Bukan hanya pada ilmu keagamaan, kesaktiannya juga juga diakui ketika para tokoh nasional juga kerap berkunjung kepadanya untuk meminta nasihat saat Indonesia dalam kondisi terjajah. Tokoh-tokoh NU seperti KH Wahab Chasbullah, KH Saifuddin Zuhri, Subhan ZE, dan lain-lain pernah menyambangi kediaman Tuan Guru Bengkel.
Begitu juga Presiden Seokarno. Ia pernah mendatangi Tuan Guru Bengkel pada 1953. Kedatangannya itu juga disambut antusias masyarakat Desa Bengkel. Soekarno dengan gaya khasnya memberikan orasi di tengah-tengah masyarakat Bengkel saat itu. Dokumentasi tersebut terpampang jelas di ruang galeri Pesantren Darul Qur’an.
Saat ini, TGH Shaleh Hambali bisa dikatakan sebagai patok utama ulama yang berjasa menyebarkan NU dan Aswaja di tanah Nusa Tenggara Barat. Ia mempunyai optimisme tinggi ketika jam’iyah NU memiliki visi mendakwahkan Islam dengan sebenar-benarnya dan sebaiknya-baiknya serta memperkuat wawasan kebangsaan dan jiwa nasionalisme di dada bangsa Indonesia.

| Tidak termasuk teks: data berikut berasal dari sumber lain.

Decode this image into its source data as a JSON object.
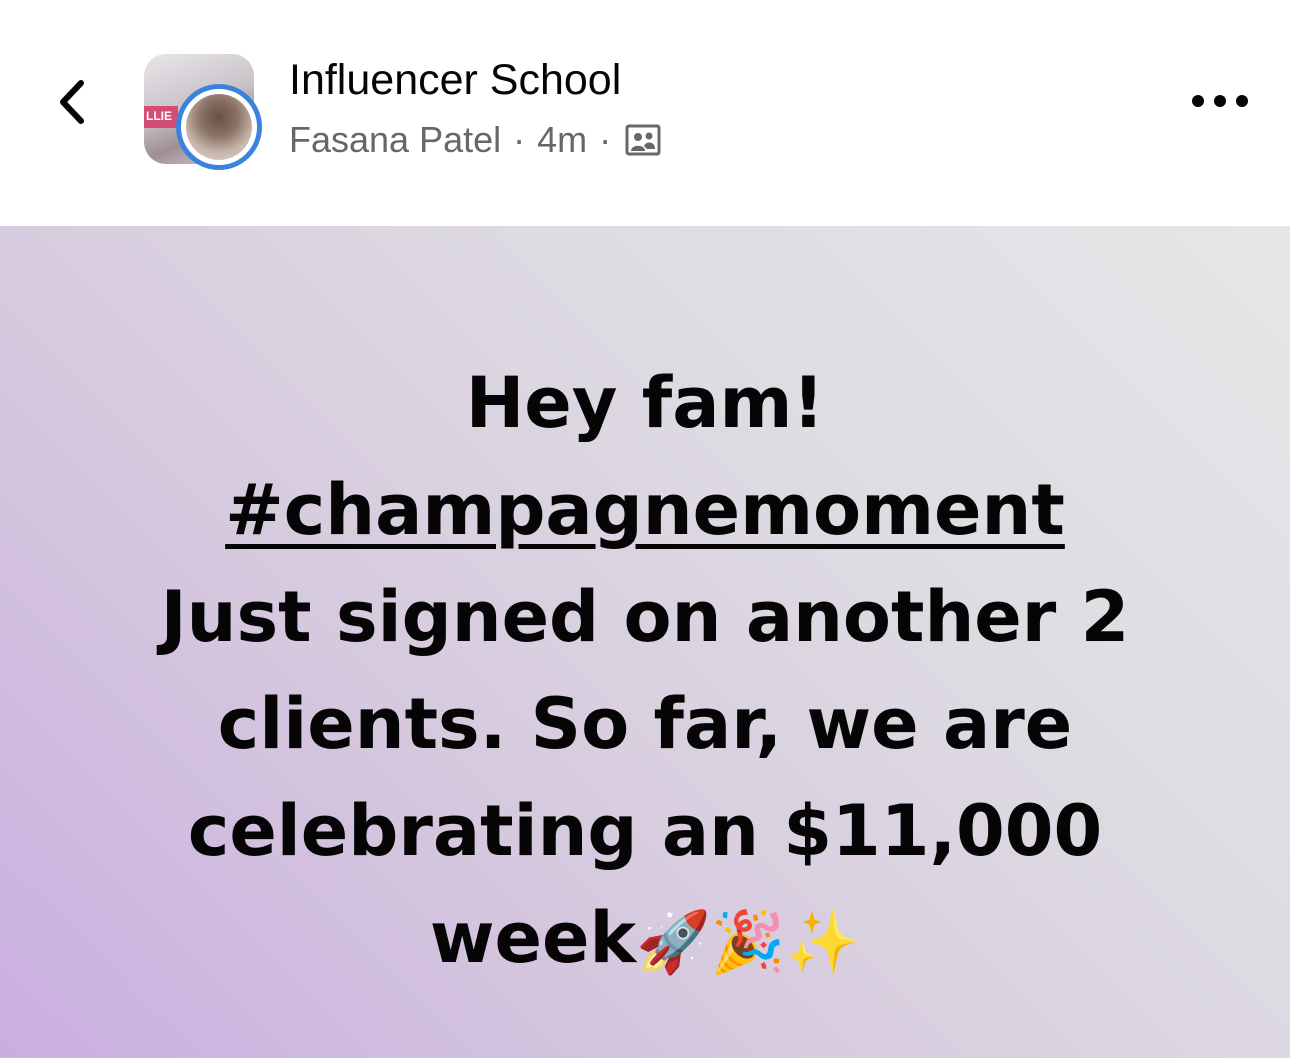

Saat ini, ulama yang mangkat pada Sabtu, 15 Jumadil Akhir bertepatan dengan tanggal 7 September 1968 itu dimakamkan di depan Masjid Jami’ Shaleh Hambali di Bengkel. Masjid ini terletak sekitar 200 meter dari Pondok Pesantren Darul Qur’an di Jalan TGH Shaleh Hambali. Saat ini pesantren dipimpin oleh sang cucu, TGH Halisussabri itu memiliki santri sekitar 1500 orang yang berasal dari berbagai daerah seperti Bali dan Sumbawa. Juga mengembangkan sejumlah lembaga sosial, seperti panti asuhan anak yatim.
Riwayat Tuan Guru Bengkel
Nama kecilnya adalah Muhammad Shaleh, sedangkan Hambali dibelakang nama tersebut adalah dinisbatkan kepada nama ayahnya yang bernama Hambali. Dia adalah putra bungsu dari delapan bersaudara, yaitu Abu, Fatimah, Amsiah, Rukiyah, Selamin, Syamsiyah, Khadijah, dan Muhammad Shaleh. Beliau adalah putra dari pasangan Hambali dan Halimah (alias Inaq Fatimah).

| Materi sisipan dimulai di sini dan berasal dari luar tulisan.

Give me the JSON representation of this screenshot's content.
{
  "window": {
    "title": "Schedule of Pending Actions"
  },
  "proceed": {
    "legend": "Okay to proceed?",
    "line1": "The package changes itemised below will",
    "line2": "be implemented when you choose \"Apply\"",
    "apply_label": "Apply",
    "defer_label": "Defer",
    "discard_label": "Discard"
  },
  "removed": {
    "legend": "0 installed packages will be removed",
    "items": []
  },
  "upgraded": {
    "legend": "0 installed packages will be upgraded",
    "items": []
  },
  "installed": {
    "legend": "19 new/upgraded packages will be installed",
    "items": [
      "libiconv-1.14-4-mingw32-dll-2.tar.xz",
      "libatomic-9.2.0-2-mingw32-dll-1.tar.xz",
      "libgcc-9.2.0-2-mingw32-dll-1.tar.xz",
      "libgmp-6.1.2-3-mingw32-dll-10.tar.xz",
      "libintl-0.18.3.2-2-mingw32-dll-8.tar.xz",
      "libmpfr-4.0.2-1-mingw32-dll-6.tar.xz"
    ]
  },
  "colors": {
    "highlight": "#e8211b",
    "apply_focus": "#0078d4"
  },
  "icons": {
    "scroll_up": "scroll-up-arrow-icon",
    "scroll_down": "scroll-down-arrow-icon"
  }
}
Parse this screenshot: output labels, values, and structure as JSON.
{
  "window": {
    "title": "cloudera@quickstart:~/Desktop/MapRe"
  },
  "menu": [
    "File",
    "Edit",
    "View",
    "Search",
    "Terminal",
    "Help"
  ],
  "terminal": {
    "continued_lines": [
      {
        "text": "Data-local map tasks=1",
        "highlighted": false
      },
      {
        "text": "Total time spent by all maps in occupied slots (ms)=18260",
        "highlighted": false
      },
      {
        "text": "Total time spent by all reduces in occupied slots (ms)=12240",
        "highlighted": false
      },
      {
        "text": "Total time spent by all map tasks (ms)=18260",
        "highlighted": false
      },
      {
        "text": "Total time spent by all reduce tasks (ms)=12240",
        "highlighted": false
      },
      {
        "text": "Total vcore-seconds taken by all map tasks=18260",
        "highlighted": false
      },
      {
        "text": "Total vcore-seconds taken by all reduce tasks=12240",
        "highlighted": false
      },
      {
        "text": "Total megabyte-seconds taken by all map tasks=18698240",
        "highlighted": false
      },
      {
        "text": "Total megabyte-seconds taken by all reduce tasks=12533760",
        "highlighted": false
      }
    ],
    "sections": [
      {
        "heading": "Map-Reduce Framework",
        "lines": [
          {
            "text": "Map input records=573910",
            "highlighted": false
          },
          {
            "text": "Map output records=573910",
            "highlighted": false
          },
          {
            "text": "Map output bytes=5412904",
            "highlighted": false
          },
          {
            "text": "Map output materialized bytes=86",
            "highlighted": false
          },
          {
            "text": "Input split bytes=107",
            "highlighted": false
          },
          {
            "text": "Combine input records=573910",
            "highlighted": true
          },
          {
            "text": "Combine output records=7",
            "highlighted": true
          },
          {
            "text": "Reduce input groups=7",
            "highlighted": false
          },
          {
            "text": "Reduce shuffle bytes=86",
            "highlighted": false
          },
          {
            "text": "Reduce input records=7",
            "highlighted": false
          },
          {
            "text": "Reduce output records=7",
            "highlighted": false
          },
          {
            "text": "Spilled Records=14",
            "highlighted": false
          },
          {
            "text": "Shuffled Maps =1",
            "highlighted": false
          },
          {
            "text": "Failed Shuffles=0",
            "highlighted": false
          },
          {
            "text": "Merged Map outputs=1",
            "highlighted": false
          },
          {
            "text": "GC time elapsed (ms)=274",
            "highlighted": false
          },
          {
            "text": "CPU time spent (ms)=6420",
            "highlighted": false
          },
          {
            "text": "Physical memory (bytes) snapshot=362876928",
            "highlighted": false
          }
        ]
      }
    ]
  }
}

Dia dilahirkan hampir mirip dengan kelahiran Rasulullah SAW, artinya ketika masih dalam kandungan berumur 6 bulan ayahnya dipanggil menghadap oleh Yang Maha Kuasa (meninggal dunia), dan ketika dia telah lahir dan telah berumur 6 bulan, dia ditinggal oleh ibundanya tercinta menyusul ayahnya (meninggal dunia). Maka ketika itu jadilah dia anak yatim piatu yang tidak mempunyai ayah dan ibu. Kemudian ia diambil dan diasuh oleh pamannya yang bernama H Abdullah (alias Bapak Rajab).
Menurut informasi yang dihimpun NU Online, Muhammad Shaleh dilahirkan dan dibesarkan di lingkungan keluarga yang religius dan taat menjalankan agama. Orang tua dia adalah warga biasa yang memiliki dedikasi dan loyalitas yang tinggi pada syiar Islam di kampungnya, sekalipun bapaknya bukan seorang kiai (Tuan Guru). Tetapi ia dikenal sebagai orang yang memiliki ghirah keislaman yang tinggi dan dikenal sebagai khadam kiai.
Tuan Guru Haji Muhammad Shaleh Hambali mulai belajar mengaji pada usia 7 tahun. Dia belajar agama secara teratur kepada seorang guru Al-Qur’an yang ahli tajwid bernama Ramli alias Guru Sumbawa di Desa kelahirannya Bengkel. Ini merupakan langkah awal dari pola umum pendidikan Islam tradisional. Anak-anak seusianya kala itu mulai diajarkan membaca ejaan Arab.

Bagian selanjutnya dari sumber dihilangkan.